The largest natural gas ETF, United States natural Gas Fund (NYSEArca: UNG), tracks Nymex natural gas futures contracts. The natural gas ETF rolls contracts, or sell a contract that is about to expire for a later dated contract, over from month-to-month, so investors are susceptible to shape of the futures curve. Specifically, when the futures curve is upward sloped – higher prices over a longer time frame, the market is said to be in “contango,” which could weigh on UNG’s performance as the fund keeps rolling into costlier front month contracts.

“In contangoed markets, a fund like UNG can suffer heavy losses even as natural gas prices rise, warranting investor caution,” according to Morningstar analyst John Gabriel.

UNG is up 16.9% over the past year. The fund has a 0.85% expense ratio.

The United States 12 Month Natural Gas Fund (NYSEArca: UNL) tries to mitigate the effects of contango by laddering its holdings with 12 months’ worth of natural gas futures. While holding multiple contracts with varying maturities could help even out the performance, the fund could underperform in a backwardated market – a downward sloping futures curve where contracts with a later date are cheaper than the current spot price. UNL is up 7.6% over the past year. The fund has a 0.75% expense ratio.

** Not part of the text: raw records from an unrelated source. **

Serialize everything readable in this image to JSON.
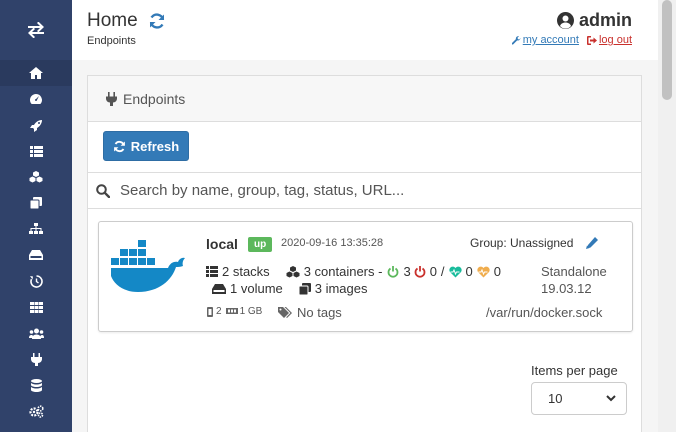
{
  "header": {
    "title": "Home",
    "breadcrumb": "Endpoints",
    "username": "admin",
    "my_account": "my account",
    "log_out": "log out"
  },
  "sidebar": {
    "items": [
      "home-icon",
      "dashboard-icon",
      "rocket-icon",
      "list-icon",
      "cubes-icon",
      "clone-icon",
      "sitemap-icon",
      "hdd-icon",
      "history-icon",
      "th-icon",
      "users-icon",
      "plug-icon",
      "database-icon",
      "cogs-icon"
    ]
  },
  "panel": {
    "heading": "Endpoints",
    "refresh_label": "Refresh",
    "search_placeholder": "Search by name, group, tag, status, URL..."
  },
  "endpoint": {
    "name": "local",
    "status": "up",
    "date": "2020-09-16 13:35:28",
    "group": "Group: Unassigned",
    "stacks": "2 stacks",
    "containers": "3 containers -",
    "running": "3",
    "stopped": "0",
    "healthy": "0",
    "unhealthy": "0",
    "volumes": "1 volume",
    "images": "3 images",
    "cpu": "2",
    "memory": "1 GB",
    "tags": "No tags",
    "type": "Standalone",
    "version": "19.03.12",
    "url": "/var/run/docker.sock"
  },
  "pagination": {
    "label": "Items per page",
    "value": "10"
  },
  "colors": {
    "sidebar": "#30426a",
    "primary": "#337ab7",
    "success": "#5cb85c",
    "danger": "#c9302c",
    "healthy": "#1abc9c",
    "warning": "#f0ad4e",
    "docker": "#1488c6"
  }
}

The Teucrium Natural Gas Fund (NYSEArca: NAGS) also tries to spread out its natural gas futures exposure through contracts for March, April, October and November traded on the NYMEX each weighted at 25%. NAGS has a 1.54% expense ratio and is up 7.7% over the past year.

For those who are wary of the natural gas rally, an ETF with varying futures exposure could provide a little more downside protection.

“NAGS is further out on the curve than everyone else,” Sal Gilbertie, President, Chief Investment Officer and co-founder of Teucrium, said in a phone interview. “The ETF responds slower to a rising market but also responds slower to a lower market.